D’après « La Croix des Alpes » du 26 Juin 1909 (voir le site « Sisfrance » du BRGM) : "La malheureuse paroisse de Rognes a été plus éprouvée encore, s’il est possible, que celle de Lambesc. Toute la partie ancienne du village était bâtie en amphithéâtre sur les flancs d’une colline. Dès la première secousse, toute cette partie du village s’écroula avec un fracas épouvantable, les maisons dégringolant les unes sur les autres, un énorme rocher se précipitant du haut de la colline acheva le désastre. Si la catastrophe avait eu lieu une heure plus tard, quand tous les habitants auraient été couchés, il y aurait eu des centaines de victimes. Dans tout ce quartier pas une maison n’est debout, ce n’est qu’un épouvantable amas de pierres, de planches, de poutres, de rochers, d’arbres brisés, de meubles éventrés, dans lequel il est impossible de trouver la trace d’une rue, de se frayer un passage.

Le reste du village a été aussi endommagé (…).

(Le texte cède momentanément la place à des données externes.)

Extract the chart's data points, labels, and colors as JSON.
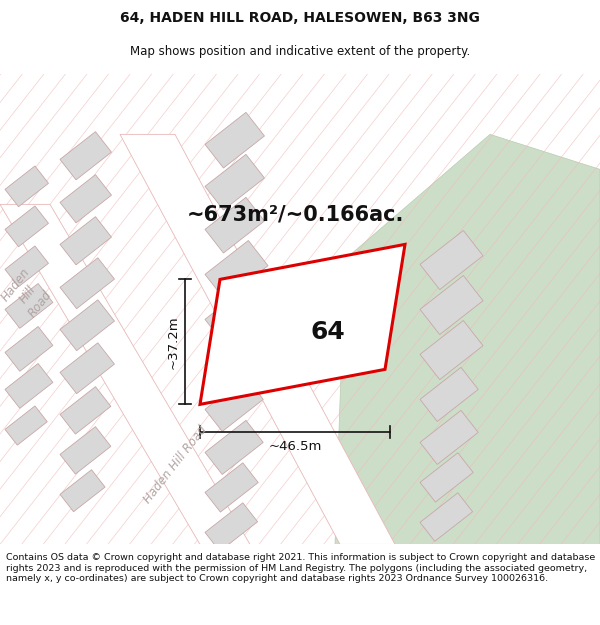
{
  "title": "64, HADEN HILL ROAD, HALESOWEN, B63 3NG",
  "subtitle": "Map shows position and indicative extent of the property.",
  "footer": "Contains OS data © Crown copyright and database right 2021. This information is subject to Crown copyright and database rights 2023 and is reproduced with the permission of HM Land Registry. The polygons (including the associated geometry, namely x, y co-ordinates) are subject to Crown copyright and database rights 2023 Ordnance Survey 100026316.",
  "area_label": "~673m²/~0.166ac.",
  "width_label": "~46.5m",
  "height_label": "~37.2m",
  "property_number": "64",
  "bg_color": "#ffffff",
  "map_bg": "#eeeeee",
  "property_fill": "#ffffff",
  "property_stroke": "#dd0000",
  "green_fill": "#cddec8",
  "road_fill": "#ffffff",
  "road_edge": "#e8b8b8",
  "building_fill": "#d8d8d8",
  "building_edge": "#c8a8a8",
  "hatch_color": "#f0b8b8",
  "dim_color": "#111111",
  "title_fontsize": 10,
  "subtitle_fontsize": 8.5,
  "footer_fontsize": 6.8,
  "area_fontsize": 15,
  "number_fontsize": 18,
  "dim_fontsize": 9.5,
  "road_label_fontsize": 8.5
}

Au premier moment la population, qui était heureusement encore dehors en grande partie, s’enfuit terrifiée dans la campagne. Peu à peu cependant, prenant conscience de la situation, on revint au village pour organiser les secours. On se mit vaillamment à l’œuvre, à travers les ruines, dans les ténèbres, guidés par les gémissements des blessés et des mourants.

(…). Il est impossible de décrire l’aspect de tout ce malheureux village : le désastre est complet, aucune maison qui n’ait gravement souffert, beaucoup sont absolument effondrées, un grand nombre d’autres qui ont encore une certaine apparence devront être démolies. Les fentes et les crevasses dans les murs s’élargissent à chaque instant. Le village est détruit. Il est à reconstruire."